The point is, zero tolerance is stupid. We need to have an appropriate balance between clear rules and discretion, so that the law actually means something rather than only being whatever the prosecutor says it is, without being so overly rigid that you have people being prosecuted for doing harmless or beneficial things.

The existing law is very, very far away from being overly rigid. Government officials have far too much discretion and get away with far too much. But it is theoretically possible to go too far the other way -- we just haven't, and never have to worry about doing so in practice, because of the politics of the situation. Politics making zero tolerance for police misconduct unachievable in practice doesn't mean it would be a good idea even if we could manage to implement it.

1 comments

This is a bad example too, and is pretty much the same example I already refuted. The point here is that there is no such thing as "covertly following" if the police are disobeying traffic laws. They'd have to be close enough to keep track of the suspect, and that means the suspect will see that someone else is "matching their violations". In this case, many police departments will not pursue because a chase endangers too many lives (I don't have a reference handy for this, but I believe I read about here on HN some months back).

Yes, zero tolerance is stupid, and this remains a bad example.

>The point here is that there is no such thing as "covertly following" if the police are disobeying traffic laws.

If the suspect is flagrantly running red lights or driving 140 in a 55, someone else doing the same thing is going to be conspicuous.
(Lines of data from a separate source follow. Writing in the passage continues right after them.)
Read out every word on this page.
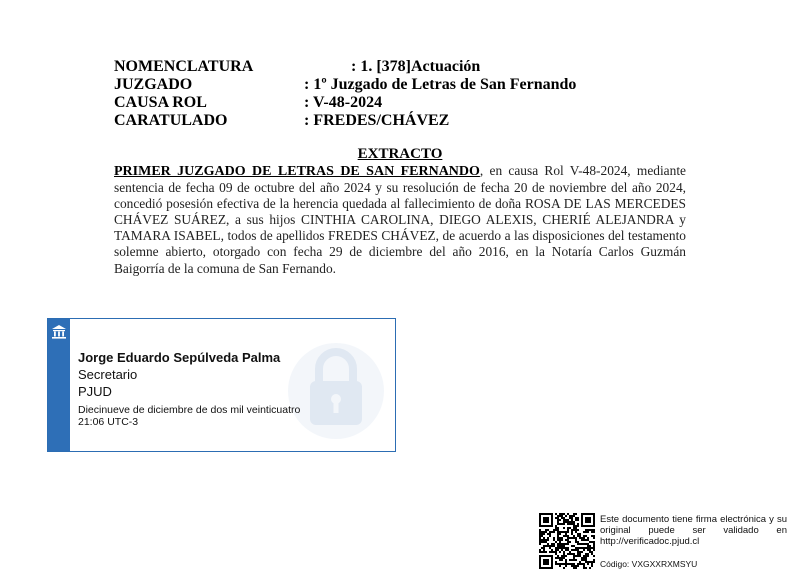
NOMENCLATURA	: 1. [378]Actuación
JUZGADO	: 1º Juzgado de Letras de San Fernando
CAUSA ROL	: V-48-2024
CARATULADO	: FREDES/CHÁVEZ
EXTRACTO
PRIMER JUZGADO DE LETRAS DE SAN FERNANDO, en causa Rol V-48-2024, mediante sentencia de fecha 09 de octubre del año 2024 y su resolución de fecha 20 de noviembre del año 2024, concedió posesión efectiva de la herencia quedada al fallecimiento de doña ROSA DE LAS MERCEDES CHÁVEZ SUÁREZ, a sus hijos CINTHIA CAROLINA, DIEGO ALEXIS, CHERIÉ ALEJANDRA y TAMARA ISABEL, todos de apellidos FREDES CHÁVEZ, de acuerdo a las disposiciones del testamento solemne abierto, otorgado con fecha 29 de diciembre del año 2016, en la Notaría Carlos Guzmán Baigorría de la comuna de San Fernando.
Jorge Eduardo Sepúlveda Palma
Secretario
PJUD
Diecinueve de diciembre de dos mil veinticuatro
21:06 UTC-3
Este documento tiene firma electrónica y su original puede ser validado en http://verificadoc.pjud.cl
Código: VXGXXRXMSYU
If the suspect is ignoring "no turn on red" signs or driving 65 in a 55, they're doing the same thing as 80+% of other motorists and someone else doing the same thing is not going to stand out.

> In this case, many police departments will not pursue because a chase endangers too many lives (I don't have a reference handy for this, but I believe I read about here on HN some months back).

You're referring to situations where the suspect is aware of the pursuit.